Landscaping Safety Tips

  • Cut tall grass near structures. A fire in dry grass burns quickly and is very difficult to control.
  • Remove excess brush and small trees from at least 30 feet around buildings. Dense brush burns quickly and can provide a "ladder" for low flames to reach up into larger trees. Widely spaced trees and shrubs can be left in the landscape for shade and esthetics.
  • On larger lots, maintain a fuel break of low-growing plants 30 to 70 feet out from buildings. Such fuel breaks act as a buffer between the manicured landscape near the home and the adjacent wildlands.
  • Rake up leaves and twigs. Remove plant litter (dead leaves, twigs, etc.) that accumulates under trees and shrubs to reduce fuel loads.
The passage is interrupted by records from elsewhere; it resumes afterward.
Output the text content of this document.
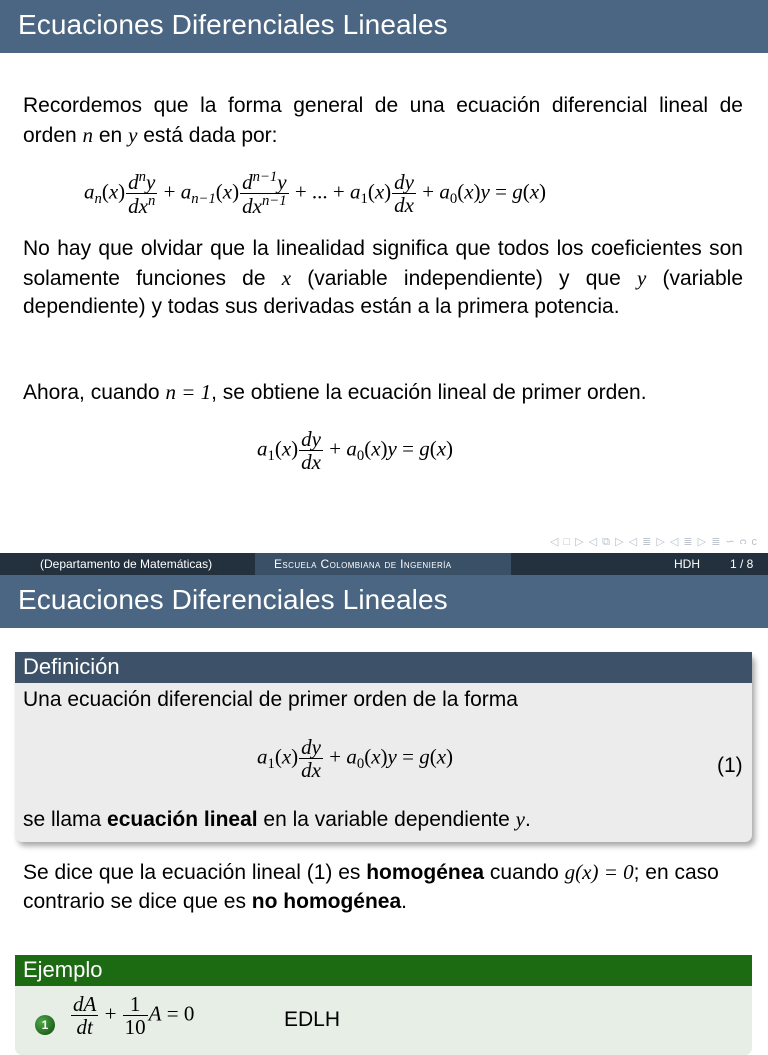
Ecuaciones Diferenciales Lineales
Recordemos que la forma general de una ecuación diferencial lineal de orden n en y está dada por:
$a_n(x) \frac{d^ny}{dx^n} + a_{n-1}(x) \frac{d^{n-1}y}{dx^{n-1}}$ + ... + $a_1(x) \frac{dy}{dx} + a_0(x)y = g(x)$
No hay que olvidar que la linealidad significa que todos los coeficientes son solamente funciones de x (variable independiente) y que y (variable dependiente) y todas sus derivadas están a la primera potencia.
Ahora, cuando n = 1, se obtiene la ecuación lineal de primer orden.
$a_1(x) \frac{dy}{dx} + a_0(x)y = g(x)$
◁ □ ▷ ◁ ⧉ ▷ ◁ ≣ ▷ ◁ ≣ ▷ ≣ ∽ ᴒ ᴄ
(Departamento de Matemáticas)	Escuela Colombiana de Ingeniería	HDH	1 / 8
Ecuaciones Diferenciales Lineales
Definición
Una ecuación diferencial de primer orden de la forma
$a_1(x) \frac{dy}{dx} + a_0(x)y = g(x)$	(1)
se llama ecuación lineal en la variable dependiente y.
Se dice que la ecuación lineal (1) es homogénea cuando g(x) = 0; en caso contrario se dice que es no homogénea.
Ejemplo
1	$\frac{dA}{dt} + \frac{1}{10}$ A = 0	EDLH
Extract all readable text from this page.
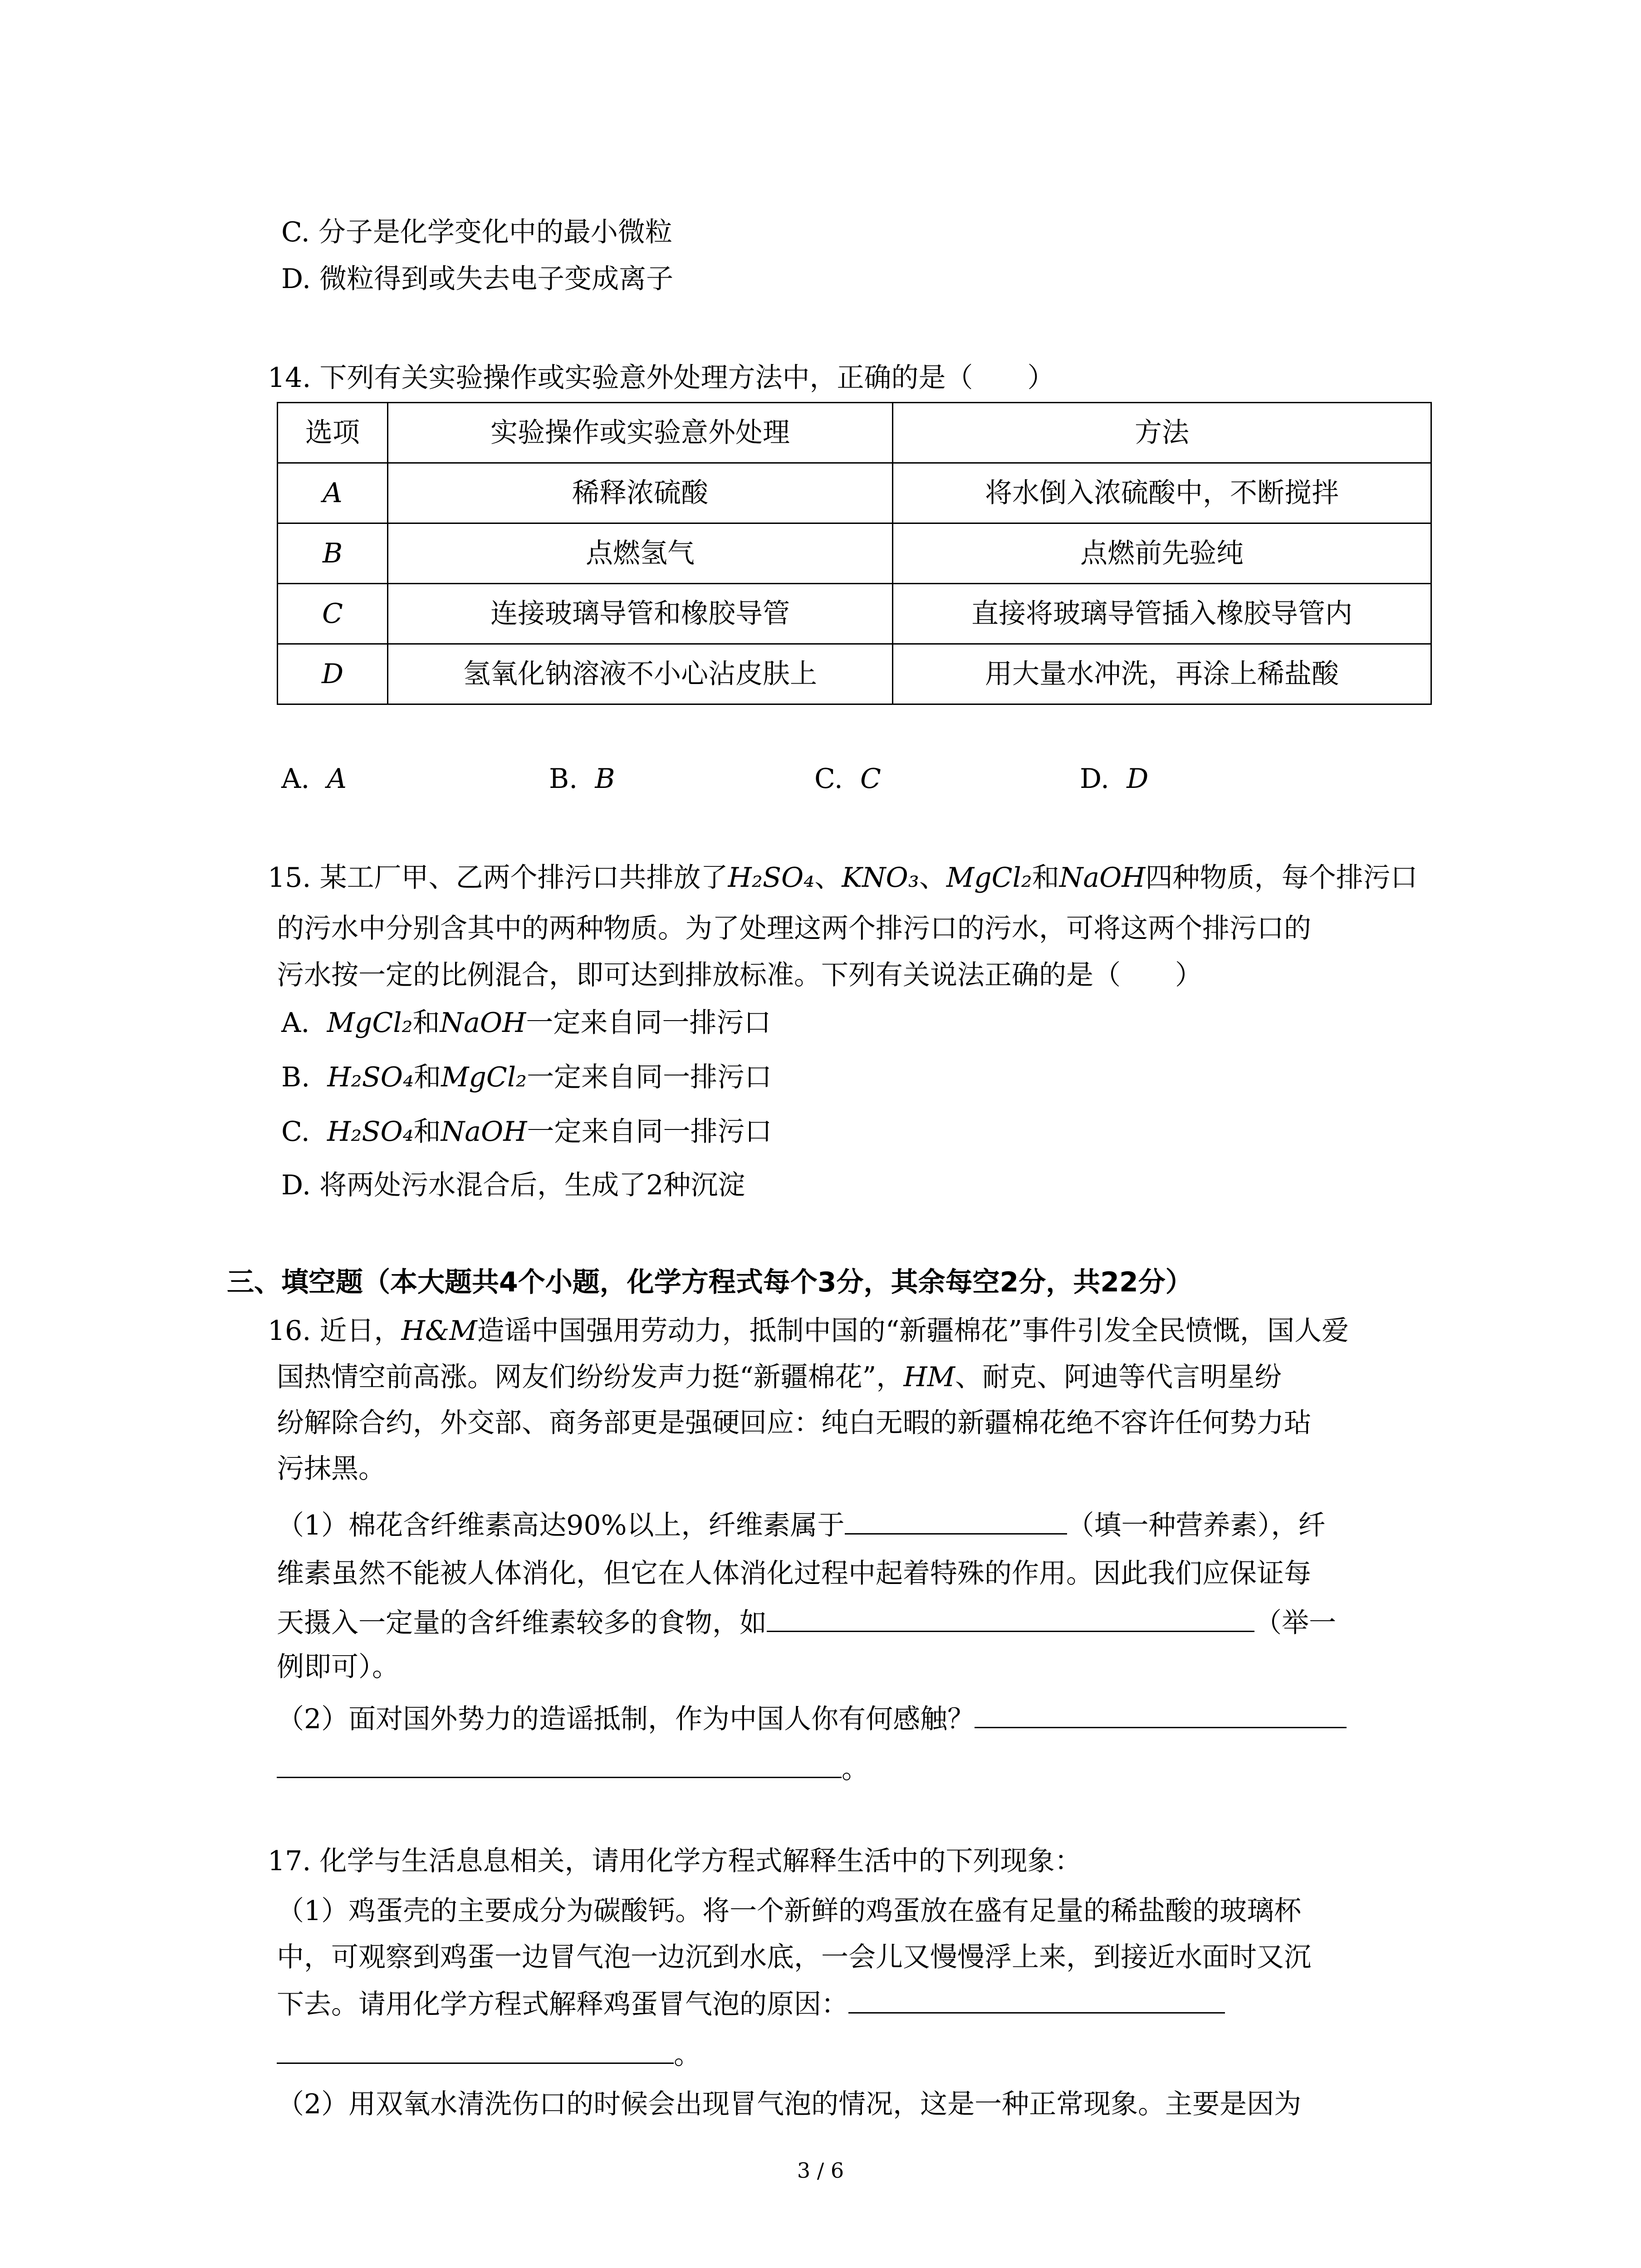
C. 分子是化学变化中的最小微粒
D. 微粒得到或失去电子变成离子
14. 下列有关实验操作或实验意外处理方法中，正确的是（　　）
选项	实验操作或实验意外处理	方法
A	稀释浓硫酸	将水倒入浓硫酸中，不断搅拌
B	点燃氢气	点燃前先验纯
C	连接玻璃导管和橡胶导管	直接将玻璃导管插入橡胶导管内
D	氢氧化钠溶液不小心沾皮肤上	用大量水冲洗，再涂上稀盐酸
A. A	B. B	C. C	D. D
15. 某工厂甲、乙两个排污口共排放了H₂SO₄、KNO₃、MgCl₂和NaOH四种物质，每个排污口
的污水中分别含其中的两种物质。为了处理这两个排污口的污水，可将这两个排污口的
污水按一定的比例混合，即可达到排放标准。下列有关说法正确的是（　　）
A. MgCl₂和NaOH一定来自同一排污口
B. H₂SO₄和MgCl₂一定来自同一排污口
C. H₂SO₄和NaOH一定来自同一排污口
D. 将两处污水混合后，生成了2种沉淀
三、填空题（本大题共4个小题，化学方程式每个3分，其余每空2分，共22分）
16. 近日，H&M造谣中国强用劳动力，抵制中国的“新疆棉花”事件引发全民愤慨，国人爱
国热情空前高涨。网友们纷纷发声力挺“新疆棉花”，HM、耐克、阿迪等代言明星纷
纷解除合约，外交部、商务部更是强硬回应：纯白无暇的新疆棉花绝不容许任何势力玷
污抹黑。
（1）棉花含纤维素高达90%以上，纤维素属于	（填一种营养素），纤
维素虽然不能被人体消化，但它在人体消化过程中起着特殊的作用。因此我们应保证每
天摄入一定量的含纤维素较多的食物，如	（举一
例即可）。
（2）面对国外势力的造谣抵制，作为中国人你有何感触？
。
17. 化学与生活息息相关，请用化学方程式解释生活中的下列现象：
（1）鸡蛋壳的主要成分为碳酸钙。将一个新鲜的鸡蛋放在盛有足量的稀盐酸的玻璃杯
中，可观察到鸡蛋一边冒气泡一边沉到水底，一会儿又慢慢浮上来，到接近水面时又沉
下去。请用化学方程式解释鸡蛋冒气泡的原因：
。
（2）用双氧水清洗伤口的时候会出现冒气泡的情况，这是一种正常现象。主要是因为
3 / 6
Tree litter that accumulates on roofs and in gutters should also be removed regularly. Large amounts of litter can accumulate on lower branches of trees and shrubs and should be removed. Removal of heavy litter accumulations in adjacent wildland areas also should be done if possible. Removed litter should be placed in an approved landfill. It should not be piled on the property or in adjacent woodlands.
  • Prune tree branches. Prune branches up to ten to twenty feet above the ground on large trees to prevent low fires from reaching the tree crowns.
  • Thin dense tree groups. Though the grouping of trees is normally a good landscaping technique, in fire-prone areas it can be hazardous. Thinning these groups will slow the spread of fire.
  • Remove firewood and other combustible materials from around buildings. Firewood should be stored on the outside edge of your defensible space.
  • Make sure firefighters can reach all parts of your property. Place fences, trees, retaining walls, etc. so that they don't restrict firefighting equipment access.
  • Choose landscape plants that are less flammable. All plants will burn if a fire is severe enough. Some plants are more fire-prone than others, however. Conifers such as pines and spruces tend to be fairly flammable, while many broadleaved trees are fairly fire resistant.
  • Cooperate with neighbors to provide large defensible spaces. A thirty foot wide clear space around a home may not be adequate in a severe fire, especially if neighboring properties have not been well-designed or maintained. Neighbors should cooperate to reduce fire risk by having good defensible spaces that join one another.
  • Check your landscape monthly. Maintenance is a never-ending task. Inspect landscapes monthly and attend to problem situations before they become serious hazards.